Les mandats d’arrêt décernés légalement
DELEPIERRE,FREDERIC
Page 10
Jeudi 13 mars 2008
Cassation Meurtre de Kitty à Lot
C’était le 20 janvier dernier. Au terme d’une longue enquête et après avoir fait montre de patience, les polices fédérales de Bruxelles et de Charleroi interpellaient trois hommes qu’elles soupçonnaient depuis plusieurs semaines d’être les auteurs de la fusillade fatale à la jeune policière qui devait fêter ses 24 ans le lendemain. Symboliquement, c’est ce même 5 décembre que Galip Kurum, Nourrdine Cheikhni et Hassan Yasir étaient placés sous mandat d’arrêt.
Depuis ce jour, les avocats des trois suspects contestent les mandats délivrés à l’encontre de leurs clients. « La loi dit que les mandats doivent être délivrés aux inculpés dans les 24 heures, explique Me Marc Uyttendaele. Ils doivent aussi en recevoir une copie dans ces mêmes 24 heures. Or, comme l’un de ses coïnculpés, mon client s’est vu remettre cette copie hors délai. Le troisième, lui, n’a même toujours rien reçu. »
Une opinion que la cassation n’a pas suivie. Elle a donc conclu à la validité des trois mandats.
« Le mandat d’arrêt a été exhibé aux trois inculpés avant de leur être communiqué verbalement, commente Damien Vandermeersch, avocat général près la Cour de cassation. Comme les trois suspects étaient menottés, une copie du document a été donnée aux policiers qui les accompagnaient. Elle leur a donc été remise en retard mais la Cour a estimé que cela n’altère en rien les droits de la défense puisque cette arrestation avait déjà été signifiée. » Les trois hommes restent donc incarcérés.

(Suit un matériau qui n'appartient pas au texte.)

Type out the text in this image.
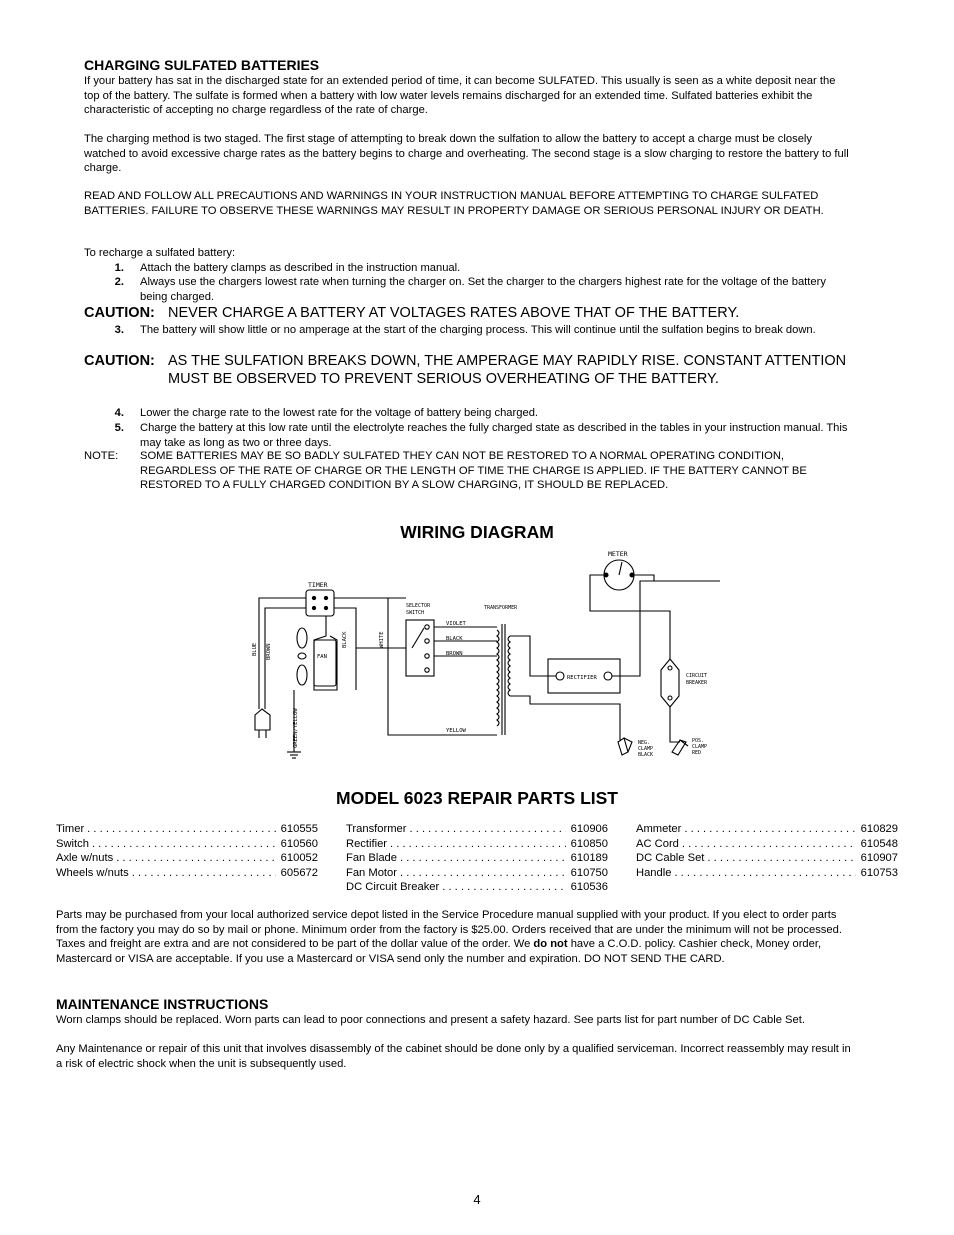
CHARGING SULFATED BATTERIES
If your battery has sat in the discharged state for an extended period of time, it can become SULFATED. This usually is seen as a white deposit near the top of the battery. The sulfate is formed when a battery with low water levels remains discharged for an extended time. Sulfated batteries exhibit the characteristic of accepting no charge regardless of the rate of charge.
The charging method is two staged. The first stage of attempting to break down the sulfation to allow the battery to accept a charge must be closely watched to avoid excessive charge rates as the battery begins to charge and overheating. The second stage is a slow charging to restore the battery to full charge.
READ AND FOLLOW ALL PRECAUTIONS AND WARNINGS IN YOUR INSTRUCTION MANUAL BEFORE ATTEMPTING TO CHARGE SULFATED BATTERIES. FAILURE TO OBSERVE THESE WARNINGS MAY RESULT IN PROPERTY DAMAGE OR SERIOUS PERSONAL INJURY OR DEATH.
To recharge a sulfated battery:
1. Attach the battery clamps as described in the instruction manual.
2. Always use the chargers lowest rate when turning the charger on. Set the charger to the chargers highest rate for the voltage of the battery being charged.
CAUTION: NEVER CHARGE A BATTERY AT VOLTAGES RATES ABOVE THAT OF THE BATTERY.
3. The battery will show little or no amperage at the start of the charging process. This will continue until the sulfation begins to break down.
CAUTION: AS THE SULFATION BREAKS DOWN, THE AMPERAGE MAY RAPIDLY RISE. CONSTANT ATTENTION MUST BE OBSERVED TO PREVENT SERIOUS OVERHEATING OF THE BATTERY.
4. Lower the charge rate to the lowest rate for the voltage of battery being charged.
5. Charge the battery at this low rate until the electrolyte reaches the fully charged state as described in the tables in your instruction manual. This may take as long as two or three days.
NOTE: SOME BATTERIES MAY BE SO BADLY SULFATED THEY CAN NOT BE RESTORED TO A NORMAL OPERATING CONDITION, REGARDLESS OF THE RATE OF CHARGE OR THE LENGTH OF TIME THE CHARGE IS APPLIED. IF THE BATTERY CANNOT BE RESTORED TO A FULLY CHARGED CONDITION BY A SLOW CHARGING, IT SHOULD BE REPLACED.
WIRING DIAGRAM
METER
TIMER
FAN
SELECTOR
SWITCH
TRANSFORMER
VIOLET
BLACK
BROWN
YELLOW
RECTIFIER	CIRCUIT
BREAKER
NEG.
CLAMP
BLACK
POS.
CLAMP
RED
BLUE BROWN
BLACK	WHITE
GREEN/YELLOW
MODEL 6023 REPAIR PARTS LIST
Timer . . .	610555
Switch . . .	610560
Axle w/nuts . . .	610052
Wheels w/nuts . . .	605672
Transformer . . .	610906
Rectifier . . .	610850
Fan Blade . . .	610189
Fan Motor . . .	610750
DC Circuit Breaker . . .	610536
Ammeter . . .	610829
AC Cord . . .	610548
DC Cable Set . . .	610907
Handle . . .	610753
Parts may be purchased from your local authorized service depot listed in the Service Procedure manual supplied with your product. If you elect to order parts from the factory you may do so by mail or phone. Minimum order from the factory is $25.00. Orders received that are under the minimum will not be processed. Taxes and freight are extra and are not considered to be part of the dollar value of the order. We do not have a C.O.D. policy. Cashier check, Money order, Mastercard or VISA are acceptable. If you use a Mastercard or VISA send only the number and expiration. DO NOT SEND THE CARD.
MAINTENANCE INSTRUCTIONS
Worn clamps should be replaced. Worn parts can lead to poor connections and present a safety hazard. See parts list for part number of DC Cable Set.
Any Maintenance or repair of this unit that involves disassembly of the cabinet should be done only by a qualified serviceman. Incorrect reassembly may result in a risk of electric shock when the unit is subsequently used.
4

Mais la défense des trois inculpés ne compte pas en rester là. « On nous présente l’enquête comme transparente mais ce n’est pas le cas, lance Marc Uyttendaele. On nous dit ainsi avoir retrouvé l’ADN des trois suspects sur des outils se trouvant dans la voiture calcinée. Mais on ne nous dit pas que ces trois ADN figurent à côté de 39 autres eux aussi retrouvés sur les mêmes outils. »
Par ailleurs, les enquêteurs pensent désormais avoir identifié lequel des trois suspects aurait tiré sur l’infortunée Kitty. Victime du home-jacking, Ismaël Sacoor affirme qu’aucun de ses deux agresseurs ne boitait. Or Kurum Galip est handicapé. C’est donc lui qui serait resté dans la voiture et aurait ouvert le feu sur le combi de police, tuant Kitty.